🤖 AI Summary
To address the limitations of large language models (LLMs)—including constrained reasoning capability, catastrophic forgetting during training, and heavy reliance on large-scale annotated data—this paper proposes a parameter-free, supervision-agnostic test-time inference enhancement method: Test-Time Implicit-space Adaptation (TTIA). TTIA performs instance-level policy gradient optimization in the latent space, guided by self-supervised reward modeling to iteratively refine hidden states over multiple steps. Its core innovation lies in the first introduction of test-time computation scaling into the latent space, enabling lightweight, scalable, and instance-adaptive reasoning without architectural or parameter modifications. Evaluated on GSM8K, MATH-500, and AIME2024, TTIA significantly outperforms chain-of-thought prompting and supervised fine-tuning baselines. It achieves convergence within only 3–5 iterations on average, demonstrating the effectiveness, efficiency, and generalizability of latent-space test-time scaling.
📝 Abstract
Reasoning ability, a core component of human intelligence, continues to pose a significant challenge for Large Language Models (LLMs) in the pursuit of AGI. Although model performance has improved under the training scaling law, significant challenges remain, particularly with respect to training algorithms, such as catastrophic forgetting, and the limited availability of novel training data.
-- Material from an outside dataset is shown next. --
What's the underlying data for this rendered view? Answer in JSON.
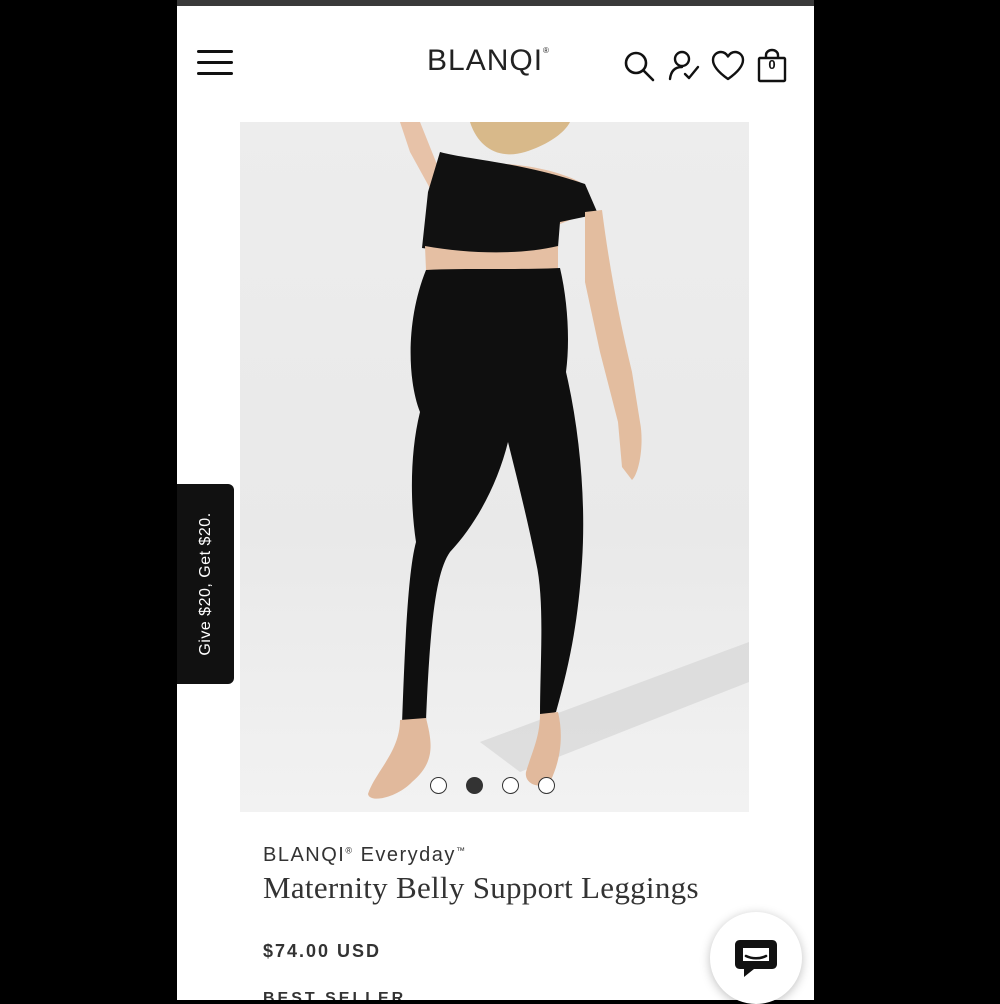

As an alternative, test-time scaling enhances reasoning performance by increasing test-time computation without parameter updating. Unlike prior methods in this paradigm focused on token space, we propose leveraging latent space for more effective reasoning and better adherence to the test-time scaling law. We introduce LatentSeek, a novel framework that enhances LLM reasoning through Test-Time Instance-level Adaptation (TTIA) within the model's latent space. Specifically, LatentSeek leverages policy gradient to iteratively update latent representations, guided by self-generated reward signals. LatentSeek is evaluated on a range of reasoning benchmarks, including GSM8K, MATH-500, and AIME2024, across multiple LLM architectures. Results show that LatentSeek consistently outperforms strong baselines, such as Chain-of-Thought prompting and fine-tuning-based methods. Furthermore, our analysis demonstrates that LatentSeek is highly efficient, typically converging within a few iterations for problems of average complexity, while also benefiting from additional iterations, thereby highlighting the potential of test-time scaling in the latent space. These findings position LatentSeek as a lightweight, scalable, and effective solution for enhancing the reasoning capabilities of LLMs.